Among his many accomplishments, Foote was a master mimic, aided by a devilishly sharp wit; he seems to have barracked Macklin without mercy. Macklin was unwise enough to claim as part of a lecture on memory that his own was so highly trained he could remember any text he had read just once. Foote is said to have composed on the spot as a challenge a bit of nonsense that has since become famous:
So she went into the garden to cut a cabbage-leaf to make an apple-pie; and at the same time a great she-bear, coming up the street, pops its head into the shop. “What! No soap?” So he died, and she very imprudently married the barber; and there were present the Picninnies, and the Joblillies, and the Garyulies, and the grand Panjandrum himself, with the little round button at top, and they all fell to playing the game of catch as catch can till the gunpowder ran out at the heels of their boots.
Quoted in Oliver Cromwell, Daniel De Foe, Sir Richard Steele, Charles Churchill, Samuel Foote, a book of biographical essays by John Forster, Third Edition, 1860. This volume also includes the detailed story I’ve outlined.
One of Randolph Caldecott’s illustrations for The Great Panjandrum Himself, a children’s picture book based on Samuel Foote’s text, c1885.
It is said that Macklin was so indignant at this nonsense that he refused to repeat a word of it. Most of Foote’s invented words in this piece vanished as quickly as they appeared, but grand panjandrum survived to become a part of the language, no doubt because of its cadence and internal rhyme, and was later shortened just to panjandrum.
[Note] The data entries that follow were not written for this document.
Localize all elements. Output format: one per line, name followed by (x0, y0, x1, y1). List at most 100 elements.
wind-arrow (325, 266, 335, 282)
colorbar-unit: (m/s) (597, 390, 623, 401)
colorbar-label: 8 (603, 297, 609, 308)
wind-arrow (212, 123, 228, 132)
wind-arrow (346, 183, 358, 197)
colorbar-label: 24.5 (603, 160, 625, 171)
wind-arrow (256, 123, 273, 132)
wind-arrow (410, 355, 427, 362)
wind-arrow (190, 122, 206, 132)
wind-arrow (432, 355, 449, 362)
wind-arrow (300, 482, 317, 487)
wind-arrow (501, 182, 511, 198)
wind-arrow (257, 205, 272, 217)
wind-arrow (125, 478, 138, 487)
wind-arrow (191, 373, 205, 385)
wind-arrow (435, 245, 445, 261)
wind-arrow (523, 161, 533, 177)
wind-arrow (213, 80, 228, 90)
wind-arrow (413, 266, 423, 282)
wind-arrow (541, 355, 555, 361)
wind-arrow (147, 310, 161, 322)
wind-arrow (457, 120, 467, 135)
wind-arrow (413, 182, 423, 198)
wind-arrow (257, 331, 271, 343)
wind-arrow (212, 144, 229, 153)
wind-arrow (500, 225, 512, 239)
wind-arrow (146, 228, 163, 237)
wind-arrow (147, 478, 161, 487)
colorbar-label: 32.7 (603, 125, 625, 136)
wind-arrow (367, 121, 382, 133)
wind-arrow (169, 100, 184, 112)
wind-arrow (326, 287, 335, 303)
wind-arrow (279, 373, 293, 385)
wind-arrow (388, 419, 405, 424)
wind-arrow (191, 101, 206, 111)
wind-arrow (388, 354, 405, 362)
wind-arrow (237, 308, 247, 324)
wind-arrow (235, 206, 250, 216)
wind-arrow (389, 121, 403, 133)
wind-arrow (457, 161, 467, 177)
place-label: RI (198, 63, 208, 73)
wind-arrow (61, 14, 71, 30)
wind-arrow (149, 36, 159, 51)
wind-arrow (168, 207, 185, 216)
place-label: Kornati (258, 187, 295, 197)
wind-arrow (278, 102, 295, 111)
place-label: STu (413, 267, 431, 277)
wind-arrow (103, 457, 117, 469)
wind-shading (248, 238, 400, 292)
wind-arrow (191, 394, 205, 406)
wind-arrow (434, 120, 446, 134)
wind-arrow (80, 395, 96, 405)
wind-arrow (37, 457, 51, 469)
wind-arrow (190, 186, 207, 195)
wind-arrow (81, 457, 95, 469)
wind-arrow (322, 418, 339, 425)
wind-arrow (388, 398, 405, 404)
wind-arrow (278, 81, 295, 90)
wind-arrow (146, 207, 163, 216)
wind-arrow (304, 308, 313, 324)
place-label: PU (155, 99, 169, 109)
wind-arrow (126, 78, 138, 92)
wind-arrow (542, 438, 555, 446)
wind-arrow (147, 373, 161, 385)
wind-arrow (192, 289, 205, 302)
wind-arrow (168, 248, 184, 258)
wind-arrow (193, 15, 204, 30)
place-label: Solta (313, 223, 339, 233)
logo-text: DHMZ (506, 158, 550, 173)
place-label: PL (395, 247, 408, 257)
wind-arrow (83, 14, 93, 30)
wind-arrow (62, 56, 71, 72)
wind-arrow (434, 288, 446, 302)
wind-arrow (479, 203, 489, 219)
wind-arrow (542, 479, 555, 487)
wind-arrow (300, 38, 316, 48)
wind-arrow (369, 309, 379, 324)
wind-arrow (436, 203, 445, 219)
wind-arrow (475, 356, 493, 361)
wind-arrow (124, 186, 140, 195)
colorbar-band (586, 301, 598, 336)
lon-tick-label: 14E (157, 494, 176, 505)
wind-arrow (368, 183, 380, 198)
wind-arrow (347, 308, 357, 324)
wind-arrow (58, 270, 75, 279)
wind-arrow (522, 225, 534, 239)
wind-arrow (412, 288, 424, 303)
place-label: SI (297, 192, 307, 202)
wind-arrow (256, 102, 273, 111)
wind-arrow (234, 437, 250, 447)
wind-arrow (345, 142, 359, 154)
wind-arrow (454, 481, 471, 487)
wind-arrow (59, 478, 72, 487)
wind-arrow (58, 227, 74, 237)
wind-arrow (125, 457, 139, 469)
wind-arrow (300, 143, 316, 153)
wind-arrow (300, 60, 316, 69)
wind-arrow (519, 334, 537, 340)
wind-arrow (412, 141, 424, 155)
There is a problem with this story. The text became widely known only much later, from about the middle of the nineteenth century. Its first appearance in print was in 1825, in a novel by Maria Edgeworth, Harry and Lucy Concluded, in which it is quoted as a test of memory and attributed to Foote. Though it was presumably by then well known, nobody has turned up an earlier written version.